I’m torn and scattered. I think I know what you require of me and then my earthly desires turn things around in a matter of seconds.

I feel abandoned. Where are You in all this? Why can’t I feel Your hand guiding the way? Is it because of me? It has to be because I know You would never deprive me of the life I know you want for me. It has to be my foolish wants and desires that steal my eyes and heart away from You.

God please just show me. Give me strength to not only know what’s right, but to do what’s right. I can’t do this on my own. I need Your help, and I feel like You won’t give me help.

You say you will never leave me or forsake me…then why am I feeling so utterly hopeless? So helpless? I’m stuck in a world full of disappointments, and I know you’re waiting to fulfill my wants and desires if only they would be Yours. Change my heart God. The happiest place I could ever be is where You intend me to be. Bring me there, even if by force.

Calm my heart.

peter pan?

i believe.... in more than just peter pan.

.....i apologize if i have not made that clear with the way i live my life.

wind

tonight i felt the wind.
for the first time in a long time, i intimately felt the wind.
i was alone, but i wasn't.
Jesus was there.
there's something beautiful in every thought he gives me.

...i like thinking when i know he's there.

free

Will I ever not be torn?

Will these scars on my heart last forever? Are restoration and healing words that we throw around but never experience? I understand that death and pain can bring life and healing, but how much hurt has to come before I can feel enough to believe I am alive?

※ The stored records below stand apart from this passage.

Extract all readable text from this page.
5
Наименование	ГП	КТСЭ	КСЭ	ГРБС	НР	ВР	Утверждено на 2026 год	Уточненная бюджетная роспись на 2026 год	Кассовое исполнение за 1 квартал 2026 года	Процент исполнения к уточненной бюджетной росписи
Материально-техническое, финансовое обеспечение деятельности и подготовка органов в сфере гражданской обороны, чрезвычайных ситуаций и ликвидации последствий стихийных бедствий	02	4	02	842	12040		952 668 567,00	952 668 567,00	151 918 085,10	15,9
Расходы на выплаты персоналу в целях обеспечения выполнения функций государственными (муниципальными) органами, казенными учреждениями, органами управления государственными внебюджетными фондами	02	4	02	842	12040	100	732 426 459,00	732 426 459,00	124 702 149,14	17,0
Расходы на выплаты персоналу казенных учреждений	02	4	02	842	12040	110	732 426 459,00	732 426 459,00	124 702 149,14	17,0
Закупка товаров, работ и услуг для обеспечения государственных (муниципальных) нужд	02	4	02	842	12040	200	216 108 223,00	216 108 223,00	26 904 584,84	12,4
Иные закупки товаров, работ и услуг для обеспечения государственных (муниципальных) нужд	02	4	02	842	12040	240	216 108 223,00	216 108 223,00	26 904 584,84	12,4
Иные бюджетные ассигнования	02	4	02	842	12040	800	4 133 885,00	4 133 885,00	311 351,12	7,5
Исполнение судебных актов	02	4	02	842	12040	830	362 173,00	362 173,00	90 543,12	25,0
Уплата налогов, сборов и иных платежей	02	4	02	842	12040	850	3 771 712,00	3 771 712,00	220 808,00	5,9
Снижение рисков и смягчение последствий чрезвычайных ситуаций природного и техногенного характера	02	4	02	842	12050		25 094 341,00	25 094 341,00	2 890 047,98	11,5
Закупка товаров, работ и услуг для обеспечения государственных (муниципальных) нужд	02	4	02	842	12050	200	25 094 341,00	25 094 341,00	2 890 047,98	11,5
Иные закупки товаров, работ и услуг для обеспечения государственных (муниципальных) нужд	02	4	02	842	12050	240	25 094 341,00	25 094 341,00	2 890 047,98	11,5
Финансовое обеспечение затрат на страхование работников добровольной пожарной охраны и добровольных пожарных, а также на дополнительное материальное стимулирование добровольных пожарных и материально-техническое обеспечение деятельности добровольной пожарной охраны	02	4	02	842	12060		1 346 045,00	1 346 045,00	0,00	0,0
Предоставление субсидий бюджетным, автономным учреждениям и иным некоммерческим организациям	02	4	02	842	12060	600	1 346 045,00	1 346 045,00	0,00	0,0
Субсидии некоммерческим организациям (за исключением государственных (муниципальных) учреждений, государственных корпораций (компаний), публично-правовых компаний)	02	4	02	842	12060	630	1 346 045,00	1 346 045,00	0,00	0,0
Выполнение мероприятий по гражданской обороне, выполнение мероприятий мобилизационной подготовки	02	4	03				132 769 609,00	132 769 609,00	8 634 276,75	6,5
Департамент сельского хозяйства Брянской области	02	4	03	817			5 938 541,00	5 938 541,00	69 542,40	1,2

I want real to be more than a four letter word. I want to give myself away entirely so that I can finally be free from the chains I keep myself under. Life is a state of being, not a continuum of days passing nights. How many days will I live before I find the state of being? Will I ever arrive there? Will it arrive here? I want pure joy, free from the tinges of pain and moments of surprise tears. I want to run in the desert and sing for the mountains and know that you see all of it and are laughing with me. I want to hear you say, "Daughter, your faith has healed you." Do I not have this faith? Do I know that you and you alone bring everything I desire? I am only a little girl in a world filled with pretty things. I confess my forgetfulness and the distractions that so easily steal my eyes and sometimes my heart. Distract me; distract me with your beauty, your freedom, the blue skies that I pursued for so long. Fill me with your all consuming fire so that a cold flame will not ignite. Forgive my unspoken obsession with things I cannot see. Place your hand over my eyes and whisper in my ear of your love and your completion. I give you permission to take me over by force. I submit to your love. Protect me and strip the temptation from the beauty. Begin the evolution into the abundant life I have desired and sought for so long. Be my light during the nighttime and all that comes with it.